Her daughter, Teilah McKelvey, resented that clock almost as much as she did the poor palliative care facilities on the ward.
As the family took turns watching over Mrs Martin's final days, they were struck by how difficult it was to stay close to their loved one through her last moments.
"There's not much space for the family when you're going through that sort of thing," Mrs McKelvey said.
"Physically, it's hard to get near them.
"And it makes the experience harder to go through when there's no private space for the family to process and grieve."
The Warwick Hospital staff tried their best to accommodate the family and even went so far as to bring in recliner chairs to the waiting room to help them sleep.
But because Mrs Martin's disease was so fast-moving, options were minimal.

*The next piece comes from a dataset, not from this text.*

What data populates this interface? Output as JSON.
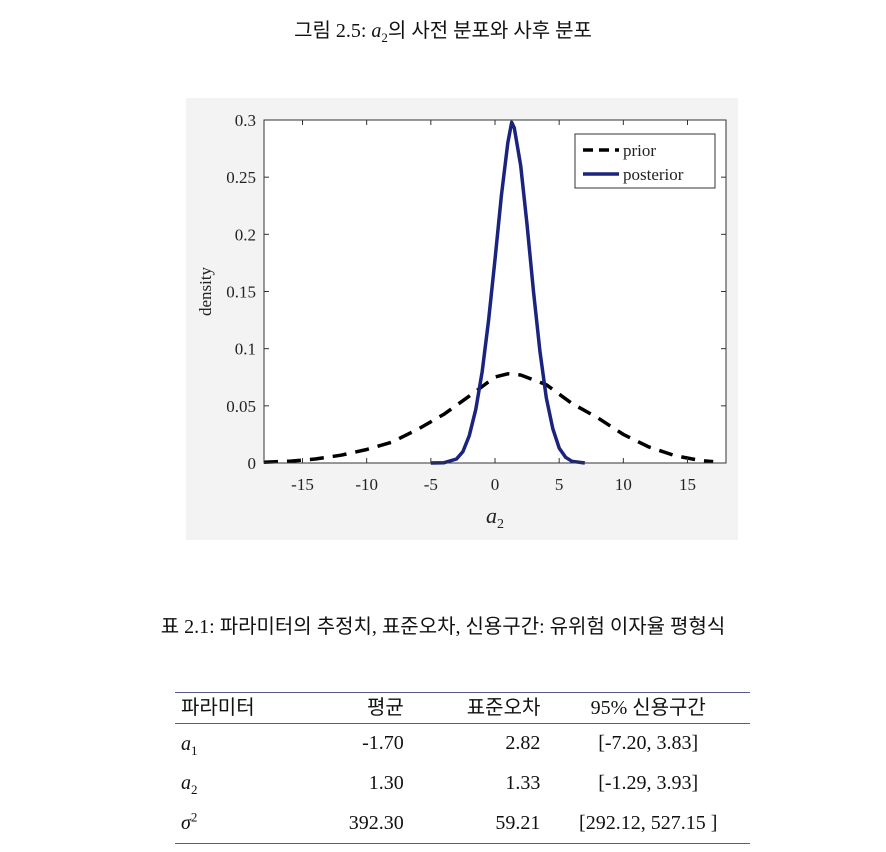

"There's a place in Toowoomba for palliative care but if change happens quickly you just can't get there in time," she said.
"Then you're stuck in a dated hospital that's under resourced."
After Mrs Martin passed in September of last year, the family resolved that they would do whatever they could to make sure nobody else had to suffer through the death of a loved one in those conditions.
"Watching mum pass away up at the hospital was a hard experience to go through," Mrs McKelvey said.
"We want to work with Queensland Health to see what we can do."
For two years prior to her hospitalisation, Mrs Martin worked with her daughter on a fundraiser called Nanny's Afternoon Tea that supported Australia's Biggest Afternoon Tea and its cancer research efforts.
Mrs McKelvey promised her mother she would "keep going and do the afternoon tea" after she passed.
"Mum liked that we all got together for a common cause," she said.
This year, however, that cause will be different.
Together with her father, William Martin, and the support of her mother's friends, Mrs McKelvey aims to raise funds for palliative care in rural areas.
Additions such as a dedicated palliative care ward and "cuddle beds" would give families the space to connect with loved ones as they pass.
Similar measures have only recently been introduced in metro areas, where the reception has been overwhelming positive.
But such improvements would be expensive, with each "cuddle bed" costing upwards of $10,000.
"We'll have to start with small differences," Mrs McKelvey said.
"Mum raised me to believe that if there's anything you can do to make a change, you should do it."
This year's Nanny's Afternoon Tea will be held at the Freestone Community Hall and tickets are $35, with all proceeds going towards Queensland Health.
Mr Martin will step up to cater in his wife's stead, while her friends have helped to organise a raffle and get donations.
Mrs McKlevey hopes the entire community will turn out for the event on Sunday, June 9 at 1pm.
"We want everyone to feel welcome to come along," she said.
"We want the community to come together for a light hearted afternoon to raise some money and enjoy each other's company."
"Even if we only get enough money to change that clock, I'll be happy."
A Darling Downs Public Health spokesman said the Warwick Hospital was committed to accommodating the wishes of patients and their families with special touches such as "homely" furnishings and direct entry to the ward.
The spokesman said the configuration of the Warwick Hospital palliative care rooms did not currently allow for the safe installation of a "cuddle bed".